CARNAGE
DI FRANCESCO MININNI
Yasmina Reza è una scrittrice e drammaturga francese abbastanza giovane (è nata nel 1959) che è già riuscita a conquistare premi e consensi prima in patria, poi nel resto del mondo. Non conoscendo la sua opera, dobbiamo limitarci a giudicarla da «Carnage», che Roman Polanski ha tratto dalla sua pièce «Le dieu du carnage» scritta nel 2007. Si capisce come il dramma abbia stimolato il regista polacco, che vi ha sicuramente ritrovato elementi a lui familiari perché già analizzati in opere come «Il coltello nell’acqua», «Cul de sac», «Luna di fiele». Innanzitutto la claustrofobia di un ambiente chiuso dal quale sembra impossibile uscire. Poi la serrata dialettica che porta quattro personaggi apparentemente normali a tirar fuori il peggio di sé in un crescendo di reciproci assalti.
Quindi un attacco diretto al mondo ordinato e incasellato della borghesia. Infine la progressiva scoperta di quanto l’uomo moderno possa ancora assomigliare a quello primitivo e comportarsi di conseguenza. Ora, è indiscutibile che il testo sia ricco di scambi scoppiettanti e attraversato da un senso mortuario che, per l’appunto, suona il requiem all’universo civilizzato e civile.
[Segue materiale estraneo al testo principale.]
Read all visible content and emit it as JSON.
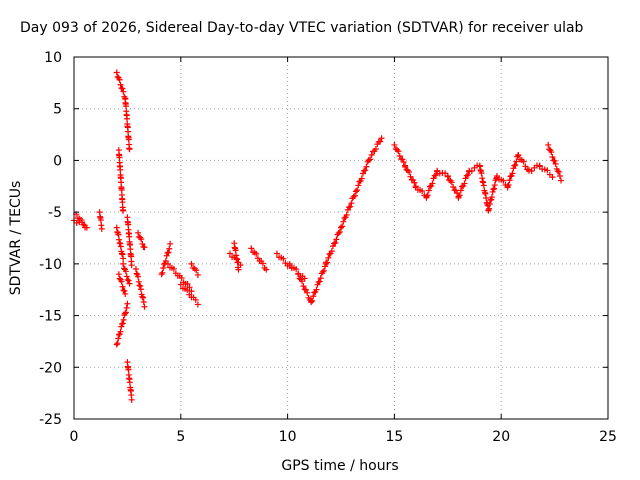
{
  "chart_data": {
    "type": "scatter",
    "title": "Day 093 of 2026, Sidereal Day-to-day VTEC variation (SDTVAR) for receiver ulab",
    "xlabel": "GPS time / hours",
    "ylabel": "SDTVAR / TECUs",
    "xlim": [
      0,
      25
    ],
    "ylim": [
      -25,
      10
    ],
    "xticks": [
      "0",
      "5",
      "10",
      "15",
      "20",
      "25"
    ],
    "yticks": [
      "10",
      "5",
      "0",
      "-5",
      "-10",
      "-15",
      "-20",
      "-25"
    ],
    "grid": true,
    "marker": "+",
    "color": "#ff0000",
    "segments": [
      {
        "x": [
          0.0,
          0.5
        ],
        "y": [
          -5.8,
          -6.2
        ]
      },
      {
        "x": [
          0.1,
          0.6
        ],
        "y": [
          -5.2,
          -6.6
        ]
      },
      {
        "x": [
          1.2,
          1.3
        ],
        "y": [
          -5.0,
          -6.5
        ]
      },
      {
        "x": [
          2.0,
          2.4
        ],
        "y": [
          8.5,
          6.0
        ]
      },
      {
        "x": [
          2.4,
          2.6
        ],
        "y": [
          6.0,
          1.0
        ]
      },
      {
        "x": [
          2.1,
          2.3
        ],
        "y": [
          1.0,
          -5.0
        ]
      },
      {
        "x": [
          2.0,
          2.3
        ],
        "y": [
          -6.5,
          -9.5
        ]
      },
      {
        "x": [
          2.1,
          2.4
        ],
        "y": [
          -11.0,
          -13.0
        ]
      },
      {
        "x": [
          2.0,
          2.5
        ],
        "y": [
          -17.8,
          -14.0
        ]
      },
      {
        "x": [
          2.3,
          2.6
        ],
        "y": [
          -10.0,
          -12.0
        ]
      },
      {
        "x": [
          2.5,
          2.7
        ],
        "y": [
          -19.5,
          -23.0
        ]
      },
      {
        "x": [
          2.5,
          2.7
        ],
        "y": [
          -5.5,
          -10.0
        ]
      },
      {
        "x": [
          2.9,
          3.3
        ],
        "y": [
          -10.5,
          -14.0
        ]
      },
      {
        "x": [
          3.0,
          3.3
        ],
        "y": [
          -7.0,
          -8.5
        ]
      },
      {
        "x": [
          4.1,
          4.5
        ],
        "y": [
          -11.0,
          -8.2
        ]
      },
      {
        "x": [
          4.4,
          5.5
        ],
        "y": [
          -10.0,
          -12.5
        ]
      },
      {
        "x": [
          5.0,
          5.8
        ],
        "y": [
          -12.0,
          -13.8
        ]
      },
      {
        "x": [
          5.5,
          5.8
        ],
        "y": [
          -10.0,
          -11.0
        ]
      },
      {
        "x": [
          7.3,
          7.8
        ],
        "y": [
          -9.0,
          -10.0
        ]
      },
      {
        "x": [
          7.5,
          7.7
        ],
        "y": [
          -8.0,
          -10.5
        ]
      },
      {
        "x": [
          8.3,
          9.0
        ],
        "y": [
          -8.5,
          -10.5
        ]
      },
      {
        "x": [
          9.5,
          10.2
        ],
        "y": [
          -9.0,
          -10.5
        ]
      },
      {
        "x": [
          10.1,
          10.8
        ],
        "y": [
          -10.0,
          -11.5
        ]
      },
      {
        "x": [
          10.5,
          11.1
        ],
        "y": [
          -11.0,
          -13.7
        ]
      },
      {
        "x": [
          11.1,
          11.8
        ],
        "y": [
          -13.7,
          -10.0
        ]
      },
      {
        "x": [
          11.8,
          12.5
        ],
        "y": [
          -10.0,
          -6.5
        ]
      },
      {
        "x": [
          12.5,
          13.2
        ],
        "y": [
          -6.5,
          -3.0
        ]
      },
      {
        "x": [
          13.2,
          13.8
        ],
        "y": [
          -3.0,
          0.0
        ]
      },
      {
        "x": [
          13.8,
          14.4
        ],
        "y": [
          0.0,
          2.2
        ]
      },
      {
        "x": [
          15.0,
          15.5
        ],
        "y": [
          1.5,
          -0.5
        ]
      },
      {
        "x": [
          15.5,
          16.0
        ],
        "y": [
          -0.5,
          -2.5
        ]
      },
      {
        "x": [
          16.0,
          16.5
        ],
        "y": [
          -2.5,
          -3.5
        ]
      },
      {
        "x": [
          16.5,
          17.0
        ],
        "y": [
          -3.5,
          -1.0
        ]
      },
      {
        "x": [
          17.0,
          17.5
        ],
        "y": [
          -1.0,
          -1.5
        ]
      },
      {
        "x": [
          17.5,
          18.0
        ],
        "y": [
          -1.5,
          -3.5
        ]
      },
      {
        "x": [
          18.0,
          18.5
        ],
        "y": [
          -3.5,
          -1.0
        ]
      },
      {
        "x": [
          18.5,
          19.0
        ],
        "y": [
          -1.0,
          -0.5
        ]
      },
      {
        "x": [
          19.0,
          19.4
        ],
        "y": [
          -0.5,
          -4.8
        ]
      },
      {
        "x": [
          19.4,
          19.8
        ],
        "y": [
          -4.8,
          -1.5
        ]
      },
      {
        "x": [
          19.8,
          20.3
        ],
        "y": [
          -1.5,
          -2.5
        ]
      },
      {
        "x": [
          20.3,
          20.8
        ],
        "y": [
          -2.5,
          0.5
        ]
      },
      {
        "x": [
          20.8,
          21.3
        ],
        "y": [
          0.5,
          -1.0
        ]
      },
      {
        "x": [
          21.3,
          21.8
        ],
        "y": [
          -1.0,
          -0.5
        ]
      },
      {
        "x": [
          21.8,
          22.4
        ],
        "y": [
          -0.5,
          -1.5
        ]
      },
      {
        "x": [
          22.2,
          22.8
        ],
        "y": [
          1.5,
          -1.8
        ]
      }
    ]
  }
}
È altrettanto indiscutibile che i quattro protagonisti, Jodie Foster, Kate Winslet, Christoph Waltz e John C. Reilly, trovino una sorta di combinazione alchemica che permette loro di dare il meglio senza che a qualcuno venga in mente di rubare la scena all’altro. Eppure c’è qualcosa che non convince.
Il trauma scatenante della vicenda è mostrato in campo lungo: a New York, dopo una scaramuccia tra alcuni adolescenti, uno colpisce un altro con un bastone. I genitori, Alan e Nancy Cowan dell’aggressore, Michael e Penelope Longstreet della vittima, si incontrano a casa dei secondi per scuse e chiarificazioni. Quella che sembra inizialmente una riunione civilissima, si trasforma pian piano in un gioco al massacro che, fatalmente, si concluderà senza vincitori.
A pensarci bene, quel che meno ci ha convinto di «Carnage» è l’assoluta impossibilità del testo e della sceneggiatura (sempre opera di Yasmina Reza) di sorprenderci in alcun modo. Una volta appurato, nel giro di un quarto d’ora, che la riunione amichevole si trasformerà in uno scontro armato, si può soltanto attendere di conoscerne le modalità, essendo le finalità assolutamente palesi. Ciò porta a una sorta di irrequietezza da parte del pubblico che, alla fine, si interessa poco di seguire il lavoro di Polanski nei dettagli tecnici ed espressivi, ma attende soltanto una qualunque conclusione. C’è anche da dire che un incontro amichevole che si trasforma in un massacro psicologico era già alla base di «Chi ha paura di Virginia Woolf?» di Edward Albee, tradotto in film da Mike Nichols, e che un luogo dal quale non si riesce ad uscire era stato magnificato da Luis Buñuel ne «L’angelo sterminatore» (incidentalmente, un altro requiem alla borghesia).
Magari qualcuno ci accuserà di superficialità, ma a noi è parso che Yasmine Reza abbia sfondato una porta aperta e che Polanski, indubitabilmente invecchiato per ragioni non soltanto anagrafiche, abbia fatto del proprio meglio con un materiale di riporto. Certo, non si può dire che «Carnage» sia un fallimento. Ma gridare al capolavoro è del tutto fuori luogo. Tecnicamente ci si chiede il perché della scelta del cinemascope per una storia che praticamente si svolge tutta in una stanza. Da un punto di vista del contenuto, invece, ci si chiede dove stia la novità.
Niente da dire, invece, sugli attori, con la parziale eccezione di Jodie Foster che, avendo per natura un temperamento freddo, quando deve salire con l’emotività tende un po’ a forzare. Kate Winslet, Christoph Waltz e John C. Reilly sono bravi e dimostrano nell’autore un buon fiuto nell’abbinare caratteri e specifiche fisiche. E poi c’è il criceto: abbandonato per strada da Michael che non lo sopporta, è mostrato alla fine vivo e vegeto nel parco. Come a dire che lui è libero e che in gabbia, da veri prigionieri, stanno gli esseri umani.